Amna is an introvert and mostly doesn’t mix up with her classmates. Being good at studies, she didn’t feel the need to join any group of students in her class, and she enjoys being lonely. But now, her habit has become a curse for her. Many of classmates noted Abida’s group bullying her, but they only “enjoyed” it instead of standing with the girl. For fear of a severe reaction from the “mean girls group”, she didn’t tell her teacher, or her mother.

However, that day, on her mother’s insistence, she related all her ordeal, but still suggested finding some other way out, instead of asking the class in-charge to help resolve the issue “as she would not accompany her all the time on campus”.

Mawara Ahsan, a senior teacher at a private school system in Lahore, is not surprised at the Amna story. She says bullying in educational institutes is common in Pakistan also, but unfortunately the issue receives little or no attention from people concerned. She says that with the increasing decline of parental involvement in school affairs, bullying in educational institutions has increased significantly in the last two decades. Quoting the findings of a survey report, published by the Academia Magazine, the teacher says Pakistan was placed at 22nd position in a list of 25 countries studied for a research on bullying.

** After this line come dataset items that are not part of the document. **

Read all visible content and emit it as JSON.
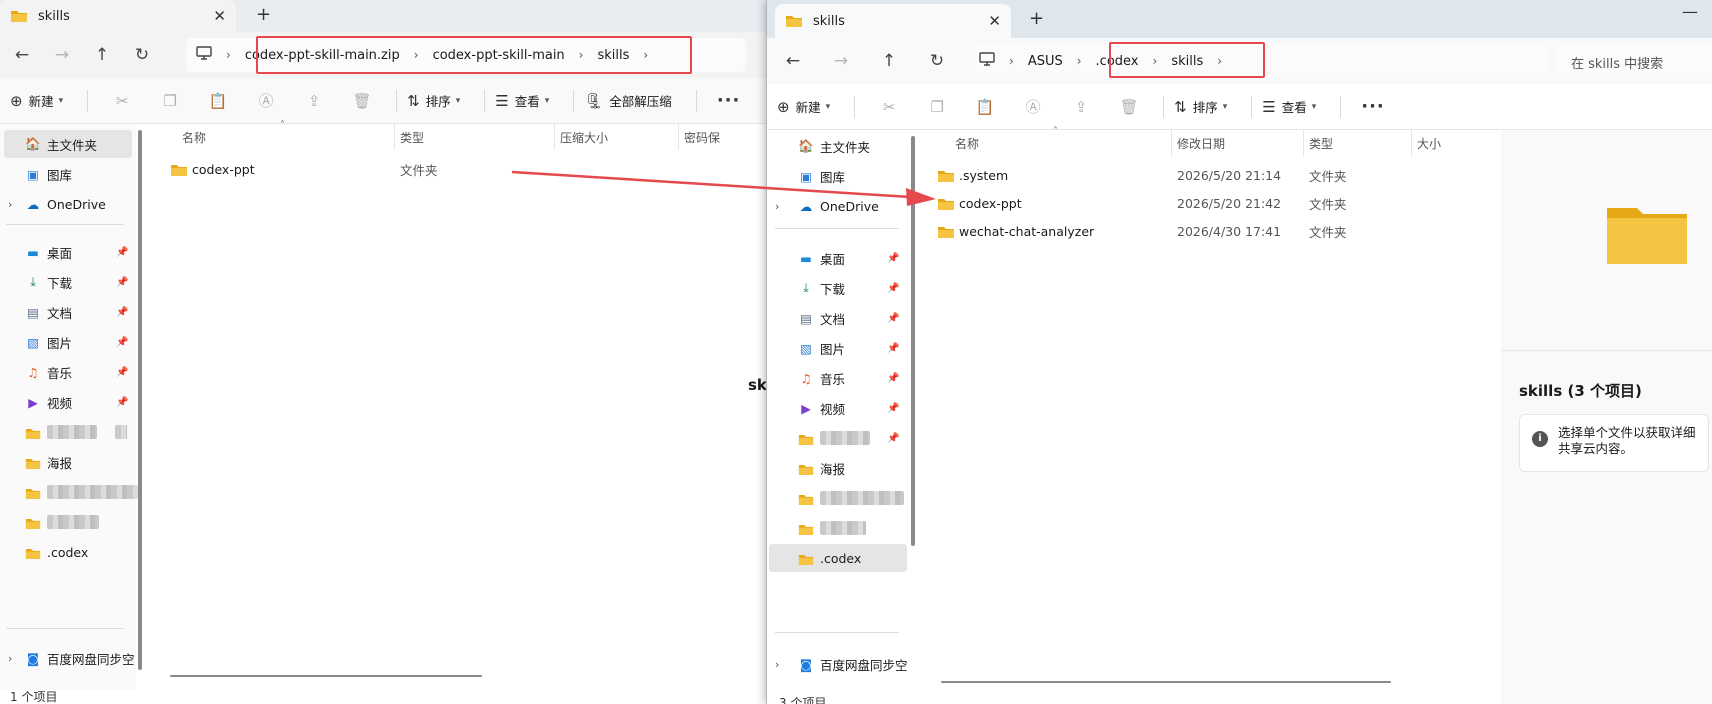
{
  "colors": {
    "highlight": "#e5484d",
    "folder": "#f5c443",
    "folder_dark": "#e6a817",
    "selected": "#e5e5e5"
  },
  "left": {
    "tab": {
      "title": "skills",
      "close": "✕",
      "new_tab": "+"
    },
    "breadcrumb": [
      "codex-ppt-skill-main.zip",
      "codex-ppt-skill-main",
      "skills"
    ],
    "toolbar": {
      "new_label": "新建",
      "sort_label": "排序",
      "view_label": "查看",
      "extract_label": "全部解压缩"
    },
    "sidebar": {
      "home": "主文件夹",
      "gallery": "图库",
      "onedrive": "OneDrive",
      "desktop": "桌面",
      "downloads": "下载",
      "documents": "文档",
      "pictures": "图片",
      "music": "音乐",
      "videos": "视频",
      "poster": "海报",
      "codex": ".codex",
      "baidu": "百度网盘同步空"
    },
    "columns": {
      "name": "名称",
      "type": "类型",
      "compressed_size": "压缩大小",
      "password": "密码保"
    },
    "files": [
      {
        "name": "codex-ppt",
        "type": "文件夹"
      }
    ],
    "status": "1 个项目",
    "peek_title": "sk"
  },
  "right": {
    "tab": {
      "title": "skills",
      "close": "✕",
      "new_tab": "+",
      "minimize": "—"
    },
    "breadcrumb": [
      "ASUS",
      ".codex",
      "skills"
    ],
    "search_placeholder": "在 skills 中搜索",
    "toolbar": {
      "new_label": "新建",
      "sort_label": "排序",
      "view_label": "查看"
    },
    "sidebar": {
      "home": "主文件夹",
      "gallery": "图库",
      "onedrive": "OneDrive",
      "desktop": "桌面",
      "downloads": "下载",
      "documents": "文档",
      "pictures": "图片",
      "music": "音乐",
      "videos": "视频",
      "poster": "海报",
      "codex": ".codex",
      "baidu": "百度网盘同步空"
    },
    "columns": {
      "name": "名称",
      "modified": "修改日期",
      "type": "类型",
      "size": "大小"
    },
    "files": [
      {
        "name": ".system",
        "modified": "2026/5/20 21:14",
        "type": "文件夹"
      },
      {
        "name": "codex-ppt",
        "modified": "2026/5/20 21:42",
        "type": "文件夹"
      },
      {
        "name": "wechat-chat-analyzer",
        "modified": "2026/4/30 17:41",
        "type": "文件夹"
      }
    ],
    "details": {
      "title": "skills (3 个项目)",
      "info_line1": "选择单个文件以获取详细",
      "info_line2": "共享云内容。"
    },
    "status": "3 个项目"
  }
}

The study says roughly one in six children aged 12 to 18 report being bullied in Pakistani schools, according to data released by the non-governmental authorities in 2018. However, that number likely fell dramatically when schools shifted to virtual learning.

An educationist, Prof. Dr. Abiodollah, regrets that a majority of parents and a large number of teachers are unaware of the bullying concept, and they don’t see bullying as an issue worth their attention. He defines bullying as “unwanted, aggressive behaviour among school-age children that involves a real or perceived power imbalance. The behaviour is repeated, or has the potential to be repeated over time. Both children, who are bullied and who bully others, may have serious, lasting problems.”

Prof. Dr. Abiodollah, a senior teacher at Punjab University’s Institute of Education and Research (IER), says school administrations must understand the difference between bullying and harassment. The two are often used interchangeably, however, there are some uniquenesses. Bullying behaviour reaches harassment when a student is not just being bullied about being small, rather they are experiencing verbal bullying about their size as a result of a physical disability.

The educationist says parents’ involvement and parents modelling respectful and dignified behaviour is always seen as the first line of defence against bullying. He says parents should stay involved with their children, supervising and monitoring their behaviour, talking to them about classes, peers, interests and concerns, and encouraging involvement in activities that are healthy.

Prof. Abiodollah endorses Amna Rehman’s story, saying, “Children are often reluctant to tell their teachers if they are being targeted, but they are more likely to tell their parents about their ordeal. So, parents should take any report seriously, make sure the child knows it is not their fault, and ask how they would like the parents to help them.

The IER senior teacher says parents should encourage their children to make good friends. Children, who have even one close friend, are less likely to be targeted. He says one reason for Amna being bullied for weeks was not having even a single good friend in school.

It is a good omen that with the increasing use of social media, more and more people, especially parents, are becoming aware of the menace of bullying on campuses. In 2019, the UNESCO Member States declared the first Thursday of November every year International Day against Violence and Bullying at School Including Cyberbullying. In the year 2021, the day was marked on Nov 4. UNESCO Director General Audrey Azoulay said in his message: “Although this violence is not limited to school premises, the education system has an important role to play in teaching students how to navigate safely in the digital sphere.”

Punjab Education Minister Dr Murad Raas last year promised that the provincial government “would soon introduce new legislation for private schools, which would cover the issues such as harassment and bullying at schools”. However, nothing was later heard of on the issue. The minister and his party must protect the rights of schoolchildren by enacting a law at the earliest.